Have a look to the orignal image. You will understand what I am looking for.
 
To make story short :
 
I get one image every 100 ms and I want to stop the machine as soon as a defect occur. That's why I want overall image processing and analysis to occur within this time slot. Of course, I set up my main vi to work with several tasks in parallel based also on queues ( one task for image acquisition, one for image processing and analysis, one for I/O, one for HMI, etc... )
Originally, I assumed that all defects create an opening in the product ( similar to springs which insert in each other ) so that I had just to find holes which area was bigger than an ajustable amount. I had the thing work within less 10 ms but I did not catch all defects. Back to work...
So, now, idea is to isolate each top of spring loop and get a table with coordinates of each loop... Finally, a defect will be identified by measuring the distance between consecutive loops in each spring row.
In the first image I posted, the particules are the top of each spring loop. Then, I get the center of mass coordinates and area of each particule. With the table ( containing up to 3000 loop coordinates ), I am able to get wich loops are too close or too far than usual. If I add the area information for each particule, I am able to find if too loops are touching each other, etc...

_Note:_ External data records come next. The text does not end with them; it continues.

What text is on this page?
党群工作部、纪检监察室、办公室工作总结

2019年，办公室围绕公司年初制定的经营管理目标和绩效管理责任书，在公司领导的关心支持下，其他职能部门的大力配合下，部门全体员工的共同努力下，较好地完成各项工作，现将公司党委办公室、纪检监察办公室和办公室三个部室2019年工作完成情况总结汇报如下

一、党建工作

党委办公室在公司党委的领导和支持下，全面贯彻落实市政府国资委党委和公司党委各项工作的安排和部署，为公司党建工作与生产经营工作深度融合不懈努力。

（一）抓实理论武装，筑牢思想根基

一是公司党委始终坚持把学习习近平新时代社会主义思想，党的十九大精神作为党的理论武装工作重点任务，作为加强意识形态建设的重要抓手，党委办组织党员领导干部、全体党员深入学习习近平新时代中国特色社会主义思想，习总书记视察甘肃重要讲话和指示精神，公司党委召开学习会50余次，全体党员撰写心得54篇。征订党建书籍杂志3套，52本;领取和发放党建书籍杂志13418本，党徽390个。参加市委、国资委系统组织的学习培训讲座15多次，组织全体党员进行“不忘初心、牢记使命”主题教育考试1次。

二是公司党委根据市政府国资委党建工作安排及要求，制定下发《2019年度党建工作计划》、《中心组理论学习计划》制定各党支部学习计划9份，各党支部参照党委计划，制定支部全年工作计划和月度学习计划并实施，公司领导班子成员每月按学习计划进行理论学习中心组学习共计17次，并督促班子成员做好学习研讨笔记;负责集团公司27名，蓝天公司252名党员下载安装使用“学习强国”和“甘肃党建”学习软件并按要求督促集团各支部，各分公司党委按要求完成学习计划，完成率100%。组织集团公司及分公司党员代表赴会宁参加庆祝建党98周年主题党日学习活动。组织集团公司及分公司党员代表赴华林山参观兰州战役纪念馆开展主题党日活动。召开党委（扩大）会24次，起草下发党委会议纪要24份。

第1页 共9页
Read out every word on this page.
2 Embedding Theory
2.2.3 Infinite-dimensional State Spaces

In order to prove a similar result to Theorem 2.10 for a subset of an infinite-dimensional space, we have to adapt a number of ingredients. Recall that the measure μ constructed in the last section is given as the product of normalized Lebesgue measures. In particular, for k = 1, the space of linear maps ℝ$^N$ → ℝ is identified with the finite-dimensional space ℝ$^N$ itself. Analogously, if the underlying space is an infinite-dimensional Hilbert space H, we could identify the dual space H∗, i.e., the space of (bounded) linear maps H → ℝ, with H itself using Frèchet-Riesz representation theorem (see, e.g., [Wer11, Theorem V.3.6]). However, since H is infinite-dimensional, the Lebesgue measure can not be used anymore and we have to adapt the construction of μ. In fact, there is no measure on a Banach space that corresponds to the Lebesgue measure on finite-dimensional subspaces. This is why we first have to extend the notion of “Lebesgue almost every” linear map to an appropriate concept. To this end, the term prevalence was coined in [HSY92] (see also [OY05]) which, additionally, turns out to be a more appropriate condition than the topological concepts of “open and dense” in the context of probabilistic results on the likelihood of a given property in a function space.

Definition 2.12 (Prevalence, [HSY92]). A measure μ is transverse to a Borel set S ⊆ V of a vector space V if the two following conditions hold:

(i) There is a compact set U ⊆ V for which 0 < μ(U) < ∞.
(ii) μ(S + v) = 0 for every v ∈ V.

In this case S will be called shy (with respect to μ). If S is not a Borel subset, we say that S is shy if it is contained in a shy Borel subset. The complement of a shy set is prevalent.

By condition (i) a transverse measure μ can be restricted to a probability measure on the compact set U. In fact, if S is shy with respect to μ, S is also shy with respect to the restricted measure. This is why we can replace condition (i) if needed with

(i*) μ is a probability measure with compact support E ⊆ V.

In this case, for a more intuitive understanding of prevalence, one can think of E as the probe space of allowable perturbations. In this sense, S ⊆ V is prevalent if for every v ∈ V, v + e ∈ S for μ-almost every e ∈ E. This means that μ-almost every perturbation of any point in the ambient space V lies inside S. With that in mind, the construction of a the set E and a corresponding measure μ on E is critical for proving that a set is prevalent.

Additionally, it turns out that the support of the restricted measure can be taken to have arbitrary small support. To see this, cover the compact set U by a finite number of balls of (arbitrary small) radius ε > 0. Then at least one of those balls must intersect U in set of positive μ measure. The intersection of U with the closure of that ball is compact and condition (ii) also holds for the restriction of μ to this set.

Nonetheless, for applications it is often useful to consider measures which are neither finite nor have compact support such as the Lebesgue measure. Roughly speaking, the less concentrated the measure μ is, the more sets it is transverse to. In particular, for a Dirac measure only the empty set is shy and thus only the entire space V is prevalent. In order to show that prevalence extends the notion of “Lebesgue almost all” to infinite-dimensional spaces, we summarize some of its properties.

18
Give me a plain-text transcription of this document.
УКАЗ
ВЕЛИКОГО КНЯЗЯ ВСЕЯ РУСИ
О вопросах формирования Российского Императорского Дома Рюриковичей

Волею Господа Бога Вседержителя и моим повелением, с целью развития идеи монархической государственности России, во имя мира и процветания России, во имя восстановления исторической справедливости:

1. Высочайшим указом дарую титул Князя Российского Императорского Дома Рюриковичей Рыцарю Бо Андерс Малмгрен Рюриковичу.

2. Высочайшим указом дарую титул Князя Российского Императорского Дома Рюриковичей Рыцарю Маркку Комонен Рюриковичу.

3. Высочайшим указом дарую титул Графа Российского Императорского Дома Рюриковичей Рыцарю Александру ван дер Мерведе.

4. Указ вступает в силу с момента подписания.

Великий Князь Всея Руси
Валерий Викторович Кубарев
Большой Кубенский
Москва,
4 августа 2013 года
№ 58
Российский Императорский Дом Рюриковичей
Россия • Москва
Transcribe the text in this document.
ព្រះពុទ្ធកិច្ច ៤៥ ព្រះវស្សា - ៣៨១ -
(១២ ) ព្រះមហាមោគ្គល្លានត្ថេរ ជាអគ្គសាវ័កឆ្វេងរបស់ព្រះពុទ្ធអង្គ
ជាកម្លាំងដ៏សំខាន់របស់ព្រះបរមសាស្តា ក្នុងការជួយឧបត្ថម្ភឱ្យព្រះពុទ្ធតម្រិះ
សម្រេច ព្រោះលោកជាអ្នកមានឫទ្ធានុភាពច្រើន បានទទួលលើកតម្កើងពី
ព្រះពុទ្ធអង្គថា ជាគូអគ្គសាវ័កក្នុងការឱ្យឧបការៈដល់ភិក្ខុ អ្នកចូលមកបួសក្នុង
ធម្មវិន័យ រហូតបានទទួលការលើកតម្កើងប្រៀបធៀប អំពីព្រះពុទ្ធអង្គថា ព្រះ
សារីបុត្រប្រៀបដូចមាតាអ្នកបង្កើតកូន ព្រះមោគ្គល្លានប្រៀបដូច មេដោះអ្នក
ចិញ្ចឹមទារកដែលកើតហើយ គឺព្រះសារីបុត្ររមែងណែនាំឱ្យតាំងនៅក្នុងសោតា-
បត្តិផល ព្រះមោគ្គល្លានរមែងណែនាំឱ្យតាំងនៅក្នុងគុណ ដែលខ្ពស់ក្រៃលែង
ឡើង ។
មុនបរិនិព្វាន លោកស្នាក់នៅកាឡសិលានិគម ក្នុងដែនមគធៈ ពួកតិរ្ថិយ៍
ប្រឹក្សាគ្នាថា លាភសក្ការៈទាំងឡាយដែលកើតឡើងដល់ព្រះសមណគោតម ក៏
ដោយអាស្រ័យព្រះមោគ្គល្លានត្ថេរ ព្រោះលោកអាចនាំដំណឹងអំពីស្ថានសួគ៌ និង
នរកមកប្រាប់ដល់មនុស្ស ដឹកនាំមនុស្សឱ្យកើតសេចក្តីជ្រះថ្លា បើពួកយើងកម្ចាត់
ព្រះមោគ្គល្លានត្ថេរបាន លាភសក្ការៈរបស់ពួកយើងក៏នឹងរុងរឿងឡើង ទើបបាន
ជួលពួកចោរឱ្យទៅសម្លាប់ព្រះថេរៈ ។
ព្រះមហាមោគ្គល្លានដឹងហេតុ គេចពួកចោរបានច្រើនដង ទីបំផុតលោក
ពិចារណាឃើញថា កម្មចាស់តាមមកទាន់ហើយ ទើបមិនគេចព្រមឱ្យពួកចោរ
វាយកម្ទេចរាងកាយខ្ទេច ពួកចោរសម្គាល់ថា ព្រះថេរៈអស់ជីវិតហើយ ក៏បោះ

So, I think I have the good recipe but cooking time is a little bit long... 600 ms...
 
What's in the engine ?
 
1) I have to balance the image to correct ligthing which is not perfectly even. I used the Image Balancing Vi found on ni.com. This one took 200ms to process the image. But I was able to nailed it down to 30ms using another technique ( pre-calculated correction image ) but with more noisy result.
 
2) I apply a AutoThresholding using metrics but particles are not separated enough. So I apply a 7 by 7 matrix erosion before getting the center of mass coordinates and area of each particule. Overall process takes also around 200ms due to erosion that is longest.
 
3) I sort and manipulate the resulting table to make distance measurement between the 3000 particules. Of course I take advantages of the polymorphic feature of operators when I do calculations between all elements in the arrays. Even with this, it cost me another 200ms...
 
So, even this is a good recipe, I wonder if I will be able to achieve all this in 100ms.
 
About the hardware ?
I put a P4 Hyperthreading 3.2Ghz processor with 1Gb of RAM working with a IEEE1394 board and camera.
 
Do you think I have a chance to reach my objective ?
 
Another solution would be to put a part of the processing on hardware.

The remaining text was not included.